If people are signing up before they’ve even squinted at a sonogram, you have to wonder what happens to those who don’t get off the wait list — or who don’t even know how to get on it.

One tutor was shot. Others avoid the windows. Yet this after-school program is not only staying but is also hiring.

One child ended up at the Columbia Heights center after a staff member saw a man crying on the Metro.

She approached him and found out that he was a single father who spoke only Spanish and was worried because he didn’t know how to get help for his child who had a disability.

The staff helped him obtain services, sign up for the wait list and eventually enroll his child.

They also recently helped a young mother who was homeless when she came to them.

When John and Yaroslav signed up their daughters, Claire and Violet, for CentroNía about three years ago, the couple were able to pay the full tuition. They ran two bed-and-breakfasts on U Street for many years, and it was a lucrative business. But it required working 80 hours some weeks, so when they decided to start a family, they agreed to give it up.
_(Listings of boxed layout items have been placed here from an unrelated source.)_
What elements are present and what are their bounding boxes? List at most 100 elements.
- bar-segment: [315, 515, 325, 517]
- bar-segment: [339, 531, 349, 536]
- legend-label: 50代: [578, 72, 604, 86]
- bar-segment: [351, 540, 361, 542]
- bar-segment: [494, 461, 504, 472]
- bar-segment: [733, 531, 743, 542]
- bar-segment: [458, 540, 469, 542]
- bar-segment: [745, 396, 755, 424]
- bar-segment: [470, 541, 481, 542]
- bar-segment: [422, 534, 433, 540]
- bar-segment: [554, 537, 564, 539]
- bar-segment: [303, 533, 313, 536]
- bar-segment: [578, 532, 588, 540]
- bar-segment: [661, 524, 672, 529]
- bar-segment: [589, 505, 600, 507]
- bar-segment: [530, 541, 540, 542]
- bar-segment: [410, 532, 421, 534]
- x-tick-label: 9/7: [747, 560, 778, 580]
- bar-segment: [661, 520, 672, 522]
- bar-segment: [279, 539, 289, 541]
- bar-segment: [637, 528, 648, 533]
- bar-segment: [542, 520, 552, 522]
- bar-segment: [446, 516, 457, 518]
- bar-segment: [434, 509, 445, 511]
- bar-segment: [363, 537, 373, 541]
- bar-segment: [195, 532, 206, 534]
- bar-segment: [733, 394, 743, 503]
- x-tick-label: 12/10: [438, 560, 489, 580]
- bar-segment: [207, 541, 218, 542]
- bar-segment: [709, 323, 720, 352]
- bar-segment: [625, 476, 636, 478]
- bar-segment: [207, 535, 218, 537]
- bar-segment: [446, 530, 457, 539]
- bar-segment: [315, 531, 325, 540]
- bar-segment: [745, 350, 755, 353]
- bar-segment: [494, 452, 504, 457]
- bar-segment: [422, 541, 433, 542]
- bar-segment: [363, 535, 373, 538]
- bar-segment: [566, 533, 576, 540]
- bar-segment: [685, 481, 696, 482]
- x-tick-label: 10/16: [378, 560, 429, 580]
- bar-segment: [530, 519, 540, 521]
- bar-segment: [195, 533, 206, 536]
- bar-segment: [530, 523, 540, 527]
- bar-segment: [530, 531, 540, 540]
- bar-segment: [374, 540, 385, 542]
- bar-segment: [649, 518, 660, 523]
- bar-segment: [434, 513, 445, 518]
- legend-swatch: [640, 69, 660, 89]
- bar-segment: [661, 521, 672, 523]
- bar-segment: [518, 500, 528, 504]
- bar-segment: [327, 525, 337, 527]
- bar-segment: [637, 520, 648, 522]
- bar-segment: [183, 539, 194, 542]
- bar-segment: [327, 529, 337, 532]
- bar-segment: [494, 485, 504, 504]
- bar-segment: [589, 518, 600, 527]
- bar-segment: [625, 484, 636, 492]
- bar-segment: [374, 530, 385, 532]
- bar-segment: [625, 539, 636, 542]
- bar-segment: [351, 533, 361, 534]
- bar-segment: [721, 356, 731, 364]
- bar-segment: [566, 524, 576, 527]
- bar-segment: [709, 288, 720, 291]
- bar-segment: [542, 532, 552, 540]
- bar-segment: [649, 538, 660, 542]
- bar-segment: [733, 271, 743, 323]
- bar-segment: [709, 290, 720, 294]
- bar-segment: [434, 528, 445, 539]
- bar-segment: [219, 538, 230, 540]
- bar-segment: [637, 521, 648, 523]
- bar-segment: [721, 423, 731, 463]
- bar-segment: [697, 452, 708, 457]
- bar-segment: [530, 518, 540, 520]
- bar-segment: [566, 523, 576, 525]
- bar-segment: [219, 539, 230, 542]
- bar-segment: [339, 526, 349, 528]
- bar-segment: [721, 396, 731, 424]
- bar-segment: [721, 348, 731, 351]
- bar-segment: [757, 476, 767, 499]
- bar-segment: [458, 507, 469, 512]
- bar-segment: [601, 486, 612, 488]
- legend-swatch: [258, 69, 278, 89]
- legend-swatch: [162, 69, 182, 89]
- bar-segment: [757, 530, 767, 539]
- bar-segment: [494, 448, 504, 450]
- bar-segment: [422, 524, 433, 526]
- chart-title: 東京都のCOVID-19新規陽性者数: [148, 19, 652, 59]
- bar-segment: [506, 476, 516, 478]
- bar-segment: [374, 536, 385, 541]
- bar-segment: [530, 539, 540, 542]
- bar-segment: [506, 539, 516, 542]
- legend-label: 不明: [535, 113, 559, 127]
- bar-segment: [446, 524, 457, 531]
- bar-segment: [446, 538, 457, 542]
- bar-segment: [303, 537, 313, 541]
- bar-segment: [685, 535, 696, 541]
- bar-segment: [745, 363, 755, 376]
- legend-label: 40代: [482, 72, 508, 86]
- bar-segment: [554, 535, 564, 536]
They both found other jobs. Then the cancer diagnosis came and brought with it unexpected medical bills and the need for flexible jobs. John, who is 51 and has a bachelor’s degree in international relations, now works for a dog-walking company. Yaroslav, who is 48 and an artist, is an adjunct professor at American University, where he graduated with a master’s degree in art. Until recently, he also held a job at Trader Joe’s, working even as he went through chemo and radiation therapy.

John says when he realized they could no longer afford to pay full tuition for their daughters and their sons, Evan and Damian, he assumed he would have to pull all four out of the program.

“I came into the office one day when I thought I had to give it all up because we didn’t know how to pay anymore,” he says. A staff member, he says, then explained to him that he could qualify for a subsidy that would allow the children to remain enrolled. “We didn’t know you could actually get some help for a little while.”

With all the things the family has to worry about, John says, it helps that child care isn’t one of them.

After Yaroslav’s last round of chemotherapy, the couple says, they tried three times to get their D.C. Medicaid provider to pay for a PET scan to find out whether the cancer was spreading. Each time, they say, they were denied. Recently, after other tests, they found that the cancer had spread; Yaroslav will need to undergo a second round of chemo.

“The hardest thing for me is that I might not have my partner in a year or two and that I have to stay healthy,” John says. The two have been together for more than 20 years. “The hard thing for me is, who do you have after the person you’ve been with for a long time is not there anymore?”

Yaroslav says sometimes he has moments when he thinks, “I may not see my children grow, or they may not even remember me.”

“But, hopefully I make it long enough,” he says. “Hopefully I beat this thing. Which is still a possibility.”

As for their children, the couple tell them only that “Papa is sick.”

They are too young to understand much more than that. The girls are now 3, and on Jan. 28, the boys will turn 1, marking a year since they — and that phone call — arrived.